Fix issue #5242 grad_norm and loss is nan #7171

Glaceon-Hyy · 2025-03-25T08:59:13Z

This PR addresses a regression introduced in commit 61daaa1 that affects gradient clipping when handling infinite values.

The modified NaN/Inf handling logic in total_norm calculation leads to unexpected behavior:

Original logic (v0.10.3): Converted both NaN and Inf to -1 before entering unscale_and_clip_grads
Post-commit behavior: When total_norm is Inf, inf_or_nan.logical_not() * total_norm produces NaN instead of 0, causing gradient clipping to fail

Here is a minimal reproducible example comparing gradient clipping behavior across implementations.

import torch
import numpy as np
import copy

def test(total_norm):
    test_old_deepspeed(total_norm)
    test_deepspeed(total_norm)
    test_torch(total_norm)
    test_deepspeed_fix(total_norm)

def test_old_deepspeed(total_norm_tensor):
    total_norm = copy.deepcopy(total_norm_tensor)
    # https://github.com/deepspeedai/DeepSpeed/blob/v0.10.3/deepspeed/runtime/zero/stage_1_and_2.py#L1233
    if total_norm == float('inf') or total_norm == -float('inf') or total_norm != total_norm:
        total_norm = torch.tensor(float(-1))
        
    # https://github.com/deepspeedai/DeepSpeed/blob/v0.10.3/deepspeed/runtime/zero/stage_1_and_2.py#L1848
    clip_grad = float(1.0)
    loss_scale = float(1.0)
    combined_scale = loss_scale
    clip = ((total_norm / loss_scale) + 1e-6) / clip_grad
    if clip > 1:
        combined_scale = clip * loss_scale
    print(f"old_deepspeed: {1. / combined_scale}")

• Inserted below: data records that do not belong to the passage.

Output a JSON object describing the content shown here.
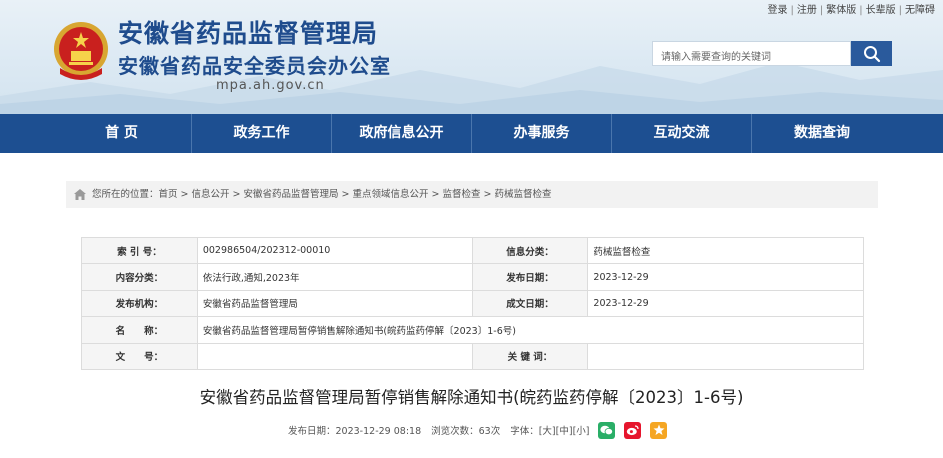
{
  "header": {
    "title_line1": "安徽省药品监督管理局",
    "title_line2": "安徽省药品安全委员会办公室",
    "domain": "mpa.ah.gov.cn",
    "toplinks": [
      "登录",
      "注册",
      "繁体版",
      "长辈版",
      "无障碍"
    ]
  },
  "search": {
    "placeholder": "请输入需要查询的关键词",
    "icon": "search-icon"
  },
  "nav": {
    "items": [
      "首 页",
      "政务工作",
      "政府信息公开",
      "办事服务",
      "互动交流",
      "数据查询"
    ]
  },
  "breadcrumb": {
    "prefix": "您所在的位置：",
    "items": [
      "首页",
      "信息公开",
      "安徽省药品监督管理局",
      "重点领域信息公开",
      "监督检查",
      "药械监督检查"
    ],
    "separator": ">"
  },
  "meta": {
    "index_label": "索 引 号：",
    "index_value": "002986504/202312-00010",
    "category_label": "信息分类：",
    "category_value": "药械监督检查",
    "content_label": "内容分类：",
    "content_value": "依法行政,通知,2023年",
    "pubdate_label": "发布日期：",
    "pubdate_value": "2023-12-29",
    "org_label": "发布机构：",
    "org_value": "安徽省药品监督管理局",
    "date_label": "成文日期：",
    "date_value": "2023-12-29",
    "name_label": "名　　称：",
    "name_value": "安徽省药品监督管理局暂停销售解除通知书(皖药监药停解〔2023〕1-6号)",
    "docno_label": "文　　号：",
    "docno_value": "",
    "keywords_label": "关 键 词：",
    "keywords_value": ""
  },
  "article": {
    "title": "安徽省药品监督管理局暂停销售解除通知书(皖药监药停解〔2023〕1-6号)",
    "pubtime": "发布日期：2023-12-29 08:18",
    "views": "浏览次数：63次",
    "fontsize_prefix": "字体：",
    "font_large": "[大]",
    "font_medium": "[中]",
    "font_small": "[小]"
  },
  "colors": {
    "brand": "#1d4f91",
    "title": "#1f4c8d",
    "wechat": "#2aae67",
    "weibo": "#e6162d",
    "qzone": "#f5a623"
  }
}
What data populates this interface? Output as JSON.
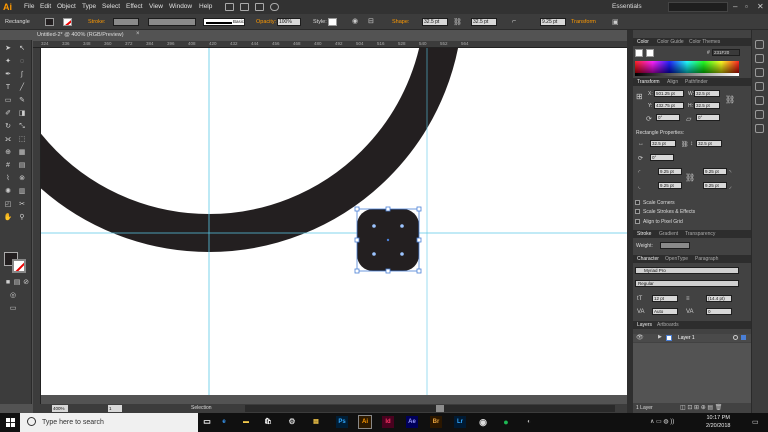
{
  "app": {
    "logo": "Ai",
    "workspace": "Essentials"
  },
  "menu": [
    "File",
    "Edit",
    "Object",
    "Type",
    "Select",
    "Effect",
    "View",
    "Window",
    "Help"
  ],
  "control_bar": {
    "selection_type": "Rectangle",
    "stroke_label": "Stroke:",
    "brush_label": "Basic",
    "opacity_label": "Opacity:",
    "opacity_value": "100%",
    "style_label": "Style:",
    "shape_label": "Shape:",
    "shape_w": "32.5 pt",
    "shape_h": "32.5 pt",
    "corner_value": "9.25 pt",
    "transform_label": "Transform"
  },
  "document": {
    "tab_title": "Untitled-2* @ 400% (RGB/Preview)",
    "tab_close": "×"
  },
  "rulers": {
    "top": [
      "324",
      "336",
      "348",
      "360",
      "372",
      "384",
      "396",
      "408",
      "420",
      "432",
      "444",
      "456",
      "468",
      "480",
      "492",
      "504",
      "516",
      "528",
      "540",
      "552",
      "564"
    ]
  },
  "status": {
    "zoom": "400%",
    "artboard": "1",
    "tool": "Selection"
  },
  "panels": {
    "color_tabs": [
      "Color",
      "Color Guide",
      "Color Themes"
    ],
    "hex_symbol": "#",
    "hex": "231F20",
    "transform_tabs": [
      "Transform",
      "Align",
      "Pathfinder"
    ],
    "x_label": "X:",
    "x": "501.25 pt",
    "y_label": "Y:",
    "y": "432.75 pt",
    "w_label": "W:",
    "w": "32.5 pt",
    "h_label": "H:",
    "h": "32.5 pt",
    "rotate": "0°",
    "shear": "0°",
    "rect_props_title": "Rectangle Properties:",
    "rect_w": "32.5 pt",
    "rect_h": "32.5 pt",
    "rect_angle": "0°",
    "corners": [
      "9.25 pt",
      "9.25 pt",
      "9.25 pt",
      "9.25 pt"
    ],
    "checkboxes": [
      "Scale Corners",
      "Scale Strokes & Effects",
      "Align to Pixel Grid"
    ],
    "stroke_tabs": [
      "Stroke",
      "Gradient",
      "Transparency"
    ],
    "weight_label": "Weight:",
    "char_tabs": [
      "Character",
      "OpenType",
      "Paragraph"
    ],
    "font_family": "Myriad Pro",
    "font_style": "Regular",
    "font_size": "12 pt",
    "leading": "(14.4 pt)",
    "kerning": "Auto",
    "tracking": "0",
    "layers_tabs": [
      "Layers",
      "Artboards"
    ],
    "layer_name": "Layer 1",
    "layer_count": "1 Layer"
  },
  "taskbar": {
    "search_placeholder": "Type here to search",
    "apps": [
      "Ps",
      "Ai",
      "Id",
      "Ae",
      "Br",
      "Lr"
    ],
    "time": "10:17 PM",
    "date": "2/20/2018"
  },
  "colors": {
    "fill": "#231F20",
    "guide": "#5ac8e6",
    "selection": "#4a7fd6",
    "ai_orange": "#ff9a00"
  }
}
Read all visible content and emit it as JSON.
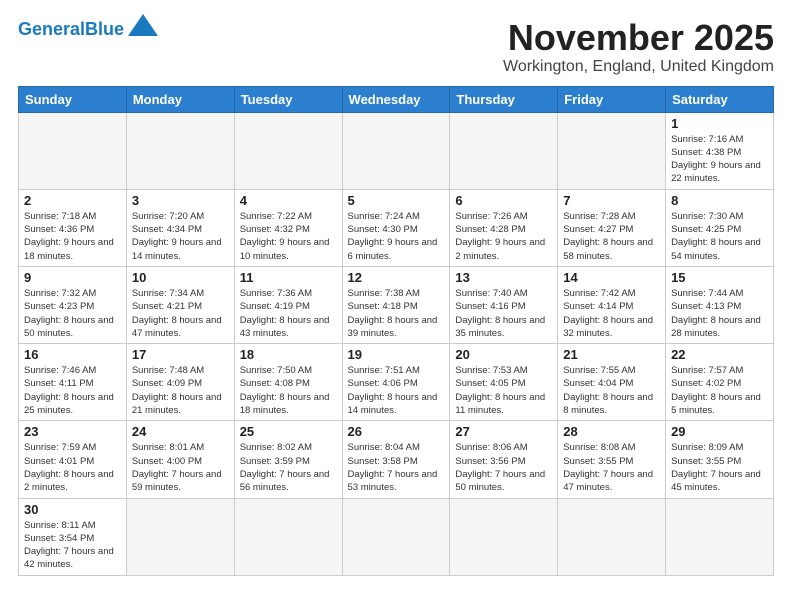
{
  "header": {
    "logo_general": "General",
    "logo_blue": "Blue",
    "month_title": "November 2025",
    "location": "Workington, England, United Kingdom"
  },
  "weekdays": [
    "Sunday",
    "Monday",
    "Tuesday",
    "Wednesday",
    "Thursday",
    "Friday",
    "Saturday"
  ],
  "weeks": [
    [
      {
        "day": "",
        "info": ""
      },
      {
        "day": "",
        "info": ""
      },
      {
        "day": "",
        "info": ""
      },
      {
        "day": "",
        "info": ""
      },
      {
        "day": "",
        "info": ""
      },
      {
        "day": "",
        "info": ""
      },
      {
        "day": "1",
        "info": "Sunrise: 7:16 AM\nSunset: 4:38 PM\nDaylight: 9 hours and 22 minutes."
      }
    ],
    [
      {
        "day": "2",
        "info": "Sunrise: 7:18 AM\nSunset: 4:36 PM\nDaylight: 9 hours and 18 minutes."
      },
      {
        "day": "3",
        "info": "Sunrise: 7:20 AM\nSunset: 4:34 PM\nDaylight: 9 hours and 14 minutes."
      },
      {
        "day": "4",
        "info": "Sunrise: 7:22 AM\nSunset: 4:32 PM\nDaylight: 9 hours and 10 minutes."
      },
      {
        "day": "5",
        "info": "Sunrise: 7:24 AM\nSunset: 4:30 PM\nDaylight: 9 hours and 6 minutes."
      },
      {
        "day": "6",
        "info": "Sunrise: 7:26 AM\nSunset: 4:28 PM\nDaylight: 9 hours and 2 minutes."
      },
      {
        "day": "7",
        "info": "Sunrise: 7:28 AM\nSunset: 4:27 PM\nDaylight: 8 hours and 58 minutes."
      },
      {
        "day": "8",
        "info": "Sunrise: 7:30 AM\nSunset: 4:25 PM\nDaylight: 8 hours and 54 minutes."
      }
    ],
    [
      {
        "day": "9",
        "info": "Sunrise: 7:32 AM\nSunset: 4:23 PM\nDaylight: 8 hours and 50 minutes."
      },
      {
        "day": "10",
        "info": "Sunrise: 7:34 AM\nSunset: 4:21 PM\nDaylight: 8 hours and 47 minutes."
      },
      {
        "day": "11",
        "info": "Sunrise: 7:36 AM\nSunset: 4:19 PM\nDaylight: 8 hours and 43 minutes."
      },
      {
        "day": "12",
        "info": "Sunrise: 7:38 AM\nSunset: 4:18 PM\nDaylight: 8 hours and 39 minutes."
      },
      {
        "day": "13",
        "info": "Sunrise: 7:40 AM\nSunset: 4:16 PM\nDaylight: 8 hours and 35 minutes."
      },
      {
        "day": "14",
        "info": "Sunrise: 7:42 AM\nSunset: 4:14 PM\nDaylight: 8 hours and 32 minutes."
      },
      {
        "day": "15",
        "info": "Sunrise: 7:44 AM\nSunset: 4:13 PM\nDaylight: 8 hours and 28 minutes."
      }
    ],
    [
      {
        "day": "16",
        "info": "Sunrise: 7:46 AM\nSunset: 4:11 PM\nDaylight: 8 hours and 25 minutes."
      },
      {
        "day": "17",
        "info": "Sunrise: 7:48 AM\nSunset: 4:09 PM\nDaylight: 8 hours and 21 minutes."
      },
      {
        "day": "18",
        "info": "Sunrise: 7:50 AM\nSunset: 4:08 PM\nDaylight: 8 hours and 18 minutes."
      },
      {
        "day": "19",
        "info": "Sunrise: 7:51 AM\nSunset: 4:06 PM\nDaylight: 8 hours and 14 minutes."
      },
      {
        "day": "20",
        "info": "Sunrise: 7:53 AM\nSunset: 4:05 PM\nDaylight: 8 hours and 11 minutes."
      },
      {
        "day": "21",
        "info": "Sunrise: 7:55 AM\nSunset: 4:04 PM\nDaylight: 8 hours and 8 minutes."
      },
      {
        "day": "22",
        "info": "Sunrise: 7:57 AM\nSunset: 4:02 PM\nDaylight: 8 hours and 5 minutes."
      }
    ],
    [
      {
        "day": "23",
        "info": "Sunrise: 7:59 AM\nSunset: 4:01 PM\nDaylight: 8 hours and 2 minutes."
      },
      {
        "day": "24",
        "info": "Sunrise: 8:01 AM\nSunset: 4:00 PM\nDaylight: 7 hours and 59 minutes."
      },
      {
        "day": "25",
        "info": "Sunrise: 8:02 AM\nSunset: 3:59 PM\nDaylight: 7 hours and 56 minutes."
      },
      {
        "day": "26",
        "info": "Sunrise: 8:04 AM\nSunset: 3:58 PM\nDaylight: 7 hours and 53 minutes."
      },
      {
        "day": "27",
        "info": "Sunrise: 8:06 AM\nSunset: 3:56 PM\nDaylight: 7 hours and 50 minutes."
      },
      {
        "day": "28",
        "info": "Sunrise: 8:08 AM\nSunset: 3:55 PM\nDaylight: 7 hours and 47 minutes."
      },
      {
        "day": "29",
        "info": "Sunrise: 8:09 AM\nSunset: 3:55 PM\nDaylight: 7 hours and 45 minutes."
      }
    ],
    [
      {
        "day": "30",
        "info": "Sunrise: 8:11 AM\nSunset: 3:54 PM\nDaylight: 7 hours and 42 minutes."
      },
      {
        "day": "",
        "info": ""
      },
      {
        "day": "",
        "info": ""
      },
      {
        "day": "",
        "info": ""
      },
      {
        "day": "",
        "info": ""
      },
      {
        "day": "",
        "info": ""
      },
      {
        "day": "",
        "info": ""
      }
    ]
  ]
}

def test_deepspeed(total_norm_tensor):
    total_norm = copy.deepcopy(total_norm_tensor)
    # https://github.com/deepspeedai/DeepSpeed/blob/v0.16.4/deepspeed/runtime/zero/stage_1_and_2.py#L1710
    norm_is_inf = total_norm.isinf()
    norm_is_nan = total_norm.isnan()
    inf_or_nan = norm_is_nan.logical_or(norm_is_inf)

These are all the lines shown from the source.